Abstract:
Email messages have become increasingly important and widespread method of
communication because of its time and speed. Where the amount of email received per day can range from tens for a regular user to thousands for companies. Spam emails are considered as one of the biggest challenges for the Internet. Thus email classification, which aims to correctly classify legitimate emails and spam emails, becomes an important topic for both industry and academia. To achieve this goal, machine learning approaches, especially supervised machine learning algorithms, have been extensively applied to this field. In literature, several studies reveal that supervised machine learning (SML) suffers from some limitations such as performance fluctuation, hence many works start focusing on designing more complex algorithms. This study therefore developed two efficient supervised models and compared their performances on new emails.
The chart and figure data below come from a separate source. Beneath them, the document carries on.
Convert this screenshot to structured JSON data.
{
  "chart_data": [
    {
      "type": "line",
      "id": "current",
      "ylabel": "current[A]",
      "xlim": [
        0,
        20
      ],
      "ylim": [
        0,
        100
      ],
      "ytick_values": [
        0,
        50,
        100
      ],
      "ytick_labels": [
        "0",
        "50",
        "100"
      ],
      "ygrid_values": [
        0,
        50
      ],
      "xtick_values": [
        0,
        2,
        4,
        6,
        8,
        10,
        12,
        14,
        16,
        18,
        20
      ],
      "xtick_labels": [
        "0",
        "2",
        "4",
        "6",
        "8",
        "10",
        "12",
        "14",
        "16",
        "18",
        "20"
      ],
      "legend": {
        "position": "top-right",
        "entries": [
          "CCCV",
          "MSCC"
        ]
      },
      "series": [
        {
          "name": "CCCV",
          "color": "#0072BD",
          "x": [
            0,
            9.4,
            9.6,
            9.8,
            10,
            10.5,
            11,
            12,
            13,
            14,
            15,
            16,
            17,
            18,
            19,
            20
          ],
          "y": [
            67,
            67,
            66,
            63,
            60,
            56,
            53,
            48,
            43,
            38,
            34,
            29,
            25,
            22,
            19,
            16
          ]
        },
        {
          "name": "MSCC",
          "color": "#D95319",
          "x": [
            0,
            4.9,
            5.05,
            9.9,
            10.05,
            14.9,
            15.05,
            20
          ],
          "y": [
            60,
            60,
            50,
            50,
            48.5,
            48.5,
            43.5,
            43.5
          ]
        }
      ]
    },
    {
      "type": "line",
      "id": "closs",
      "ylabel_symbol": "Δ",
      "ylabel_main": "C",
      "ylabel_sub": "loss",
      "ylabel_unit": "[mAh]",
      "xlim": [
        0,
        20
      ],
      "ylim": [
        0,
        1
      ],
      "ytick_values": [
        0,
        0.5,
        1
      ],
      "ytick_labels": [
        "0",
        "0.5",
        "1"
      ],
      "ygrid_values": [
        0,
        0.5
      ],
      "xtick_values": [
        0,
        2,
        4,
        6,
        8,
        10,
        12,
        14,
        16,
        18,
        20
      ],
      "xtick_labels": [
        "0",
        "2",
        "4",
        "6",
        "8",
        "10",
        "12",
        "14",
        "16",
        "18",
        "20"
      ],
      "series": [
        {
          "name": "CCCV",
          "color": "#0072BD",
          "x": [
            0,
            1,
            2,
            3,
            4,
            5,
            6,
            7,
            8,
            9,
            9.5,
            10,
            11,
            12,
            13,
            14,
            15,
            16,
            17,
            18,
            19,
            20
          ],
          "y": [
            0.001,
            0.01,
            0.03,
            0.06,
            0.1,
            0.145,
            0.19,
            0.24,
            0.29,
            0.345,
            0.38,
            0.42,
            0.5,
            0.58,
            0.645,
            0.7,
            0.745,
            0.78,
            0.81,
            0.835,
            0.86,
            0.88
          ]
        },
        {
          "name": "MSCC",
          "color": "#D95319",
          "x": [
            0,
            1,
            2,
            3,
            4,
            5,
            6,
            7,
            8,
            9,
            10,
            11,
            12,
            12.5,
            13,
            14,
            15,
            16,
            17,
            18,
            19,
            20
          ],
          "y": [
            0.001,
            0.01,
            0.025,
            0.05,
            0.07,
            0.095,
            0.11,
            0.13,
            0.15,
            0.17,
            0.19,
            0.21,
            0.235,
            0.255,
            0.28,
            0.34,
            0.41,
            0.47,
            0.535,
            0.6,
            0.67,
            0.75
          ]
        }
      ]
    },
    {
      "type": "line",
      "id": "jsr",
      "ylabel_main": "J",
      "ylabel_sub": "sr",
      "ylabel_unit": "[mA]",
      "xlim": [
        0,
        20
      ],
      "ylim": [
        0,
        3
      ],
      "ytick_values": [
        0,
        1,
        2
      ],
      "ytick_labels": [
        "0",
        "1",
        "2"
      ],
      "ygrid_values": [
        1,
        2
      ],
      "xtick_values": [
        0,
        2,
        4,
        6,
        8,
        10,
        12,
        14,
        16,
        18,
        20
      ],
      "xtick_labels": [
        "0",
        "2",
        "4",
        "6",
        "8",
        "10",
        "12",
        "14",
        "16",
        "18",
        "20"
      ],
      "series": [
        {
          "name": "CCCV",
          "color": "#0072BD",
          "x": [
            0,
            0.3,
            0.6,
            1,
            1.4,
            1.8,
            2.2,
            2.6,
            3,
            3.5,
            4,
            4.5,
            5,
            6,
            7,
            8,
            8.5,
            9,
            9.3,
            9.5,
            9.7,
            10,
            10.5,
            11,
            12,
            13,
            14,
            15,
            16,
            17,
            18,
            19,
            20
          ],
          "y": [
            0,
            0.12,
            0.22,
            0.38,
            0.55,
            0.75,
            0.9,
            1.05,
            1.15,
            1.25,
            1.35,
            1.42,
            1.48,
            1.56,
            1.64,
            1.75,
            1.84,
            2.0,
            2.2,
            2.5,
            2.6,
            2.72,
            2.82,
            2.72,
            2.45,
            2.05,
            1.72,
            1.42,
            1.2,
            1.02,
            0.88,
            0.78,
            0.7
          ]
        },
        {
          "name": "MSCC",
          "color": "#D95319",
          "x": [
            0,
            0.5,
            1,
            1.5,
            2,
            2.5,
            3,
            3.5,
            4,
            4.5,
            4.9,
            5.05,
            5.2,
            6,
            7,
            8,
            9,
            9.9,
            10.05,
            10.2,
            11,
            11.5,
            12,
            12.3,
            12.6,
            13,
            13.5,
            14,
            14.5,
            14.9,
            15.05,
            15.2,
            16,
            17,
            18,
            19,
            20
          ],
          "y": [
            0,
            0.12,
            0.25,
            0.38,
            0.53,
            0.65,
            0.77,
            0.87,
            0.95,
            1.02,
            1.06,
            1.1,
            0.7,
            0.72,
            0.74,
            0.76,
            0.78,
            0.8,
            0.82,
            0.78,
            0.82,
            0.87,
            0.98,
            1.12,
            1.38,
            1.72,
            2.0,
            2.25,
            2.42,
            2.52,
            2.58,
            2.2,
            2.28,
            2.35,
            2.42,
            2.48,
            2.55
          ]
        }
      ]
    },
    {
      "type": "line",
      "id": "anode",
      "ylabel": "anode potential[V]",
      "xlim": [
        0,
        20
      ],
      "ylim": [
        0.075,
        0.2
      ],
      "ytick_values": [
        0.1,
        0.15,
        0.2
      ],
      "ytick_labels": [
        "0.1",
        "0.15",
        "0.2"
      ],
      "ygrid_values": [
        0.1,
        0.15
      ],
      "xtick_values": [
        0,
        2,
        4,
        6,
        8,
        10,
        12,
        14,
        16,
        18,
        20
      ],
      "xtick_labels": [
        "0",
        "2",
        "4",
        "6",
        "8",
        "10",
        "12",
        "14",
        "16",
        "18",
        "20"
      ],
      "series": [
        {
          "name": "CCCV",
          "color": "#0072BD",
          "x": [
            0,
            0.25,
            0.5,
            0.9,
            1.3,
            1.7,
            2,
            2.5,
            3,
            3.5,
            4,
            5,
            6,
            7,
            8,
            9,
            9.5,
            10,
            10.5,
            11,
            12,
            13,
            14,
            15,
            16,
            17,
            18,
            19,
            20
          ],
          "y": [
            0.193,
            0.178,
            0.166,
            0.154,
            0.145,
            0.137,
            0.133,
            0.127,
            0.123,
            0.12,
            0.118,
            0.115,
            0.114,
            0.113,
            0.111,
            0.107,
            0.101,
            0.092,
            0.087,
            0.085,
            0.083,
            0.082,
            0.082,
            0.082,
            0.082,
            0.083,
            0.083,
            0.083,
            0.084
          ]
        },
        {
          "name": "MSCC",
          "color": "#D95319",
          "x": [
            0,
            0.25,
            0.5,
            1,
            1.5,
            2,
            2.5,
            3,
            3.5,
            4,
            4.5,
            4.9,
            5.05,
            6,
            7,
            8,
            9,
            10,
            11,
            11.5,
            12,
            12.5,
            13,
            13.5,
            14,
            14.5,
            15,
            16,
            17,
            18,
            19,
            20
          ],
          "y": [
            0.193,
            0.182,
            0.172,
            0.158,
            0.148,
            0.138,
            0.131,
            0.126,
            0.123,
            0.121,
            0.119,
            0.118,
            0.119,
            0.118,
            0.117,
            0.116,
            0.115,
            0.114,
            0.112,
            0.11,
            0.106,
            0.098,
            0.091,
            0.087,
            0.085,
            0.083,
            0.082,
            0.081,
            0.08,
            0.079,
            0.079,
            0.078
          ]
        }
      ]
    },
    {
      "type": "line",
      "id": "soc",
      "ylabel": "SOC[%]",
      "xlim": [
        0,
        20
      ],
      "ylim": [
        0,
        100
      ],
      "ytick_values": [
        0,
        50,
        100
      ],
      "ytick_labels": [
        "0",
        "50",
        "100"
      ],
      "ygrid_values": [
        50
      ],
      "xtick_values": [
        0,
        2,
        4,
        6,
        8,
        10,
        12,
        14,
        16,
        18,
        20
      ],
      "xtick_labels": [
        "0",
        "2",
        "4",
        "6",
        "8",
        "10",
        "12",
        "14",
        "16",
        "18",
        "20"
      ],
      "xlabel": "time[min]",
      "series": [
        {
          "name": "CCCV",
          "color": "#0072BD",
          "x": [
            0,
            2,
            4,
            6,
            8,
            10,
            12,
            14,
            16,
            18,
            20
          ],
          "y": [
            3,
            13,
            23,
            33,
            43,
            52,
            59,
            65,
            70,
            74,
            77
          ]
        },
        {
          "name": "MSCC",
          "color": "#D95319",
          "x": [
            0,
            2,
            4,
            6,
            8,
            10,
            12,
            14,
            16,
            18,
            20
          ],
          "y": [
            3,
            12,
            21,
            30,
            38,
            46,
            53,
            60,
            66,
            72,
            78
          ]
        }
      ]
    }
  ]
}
The study utilized weighting term using Feature selection method applying TF-IDF (Term Frequency-inverse Document Frequency) to eliminate redundant and less relevant words/tokens. Descriptions of the algorithms used are
presented; Naïve Bayes and Support Vector Machine and their applicability to the problem of Email classification. Models using Naïve Bayes and Support Vector Machine Classifiers are developed and their performance evaluated.Evaluation of performance was carried out using Precision, Recall, F-Score and Accuracy on the datasets used for the two algorithms. The model was simulated using R statistical programming language. The results proved that Support Vector Machine outperforms the Naïve Bayes Classifier during the classification process.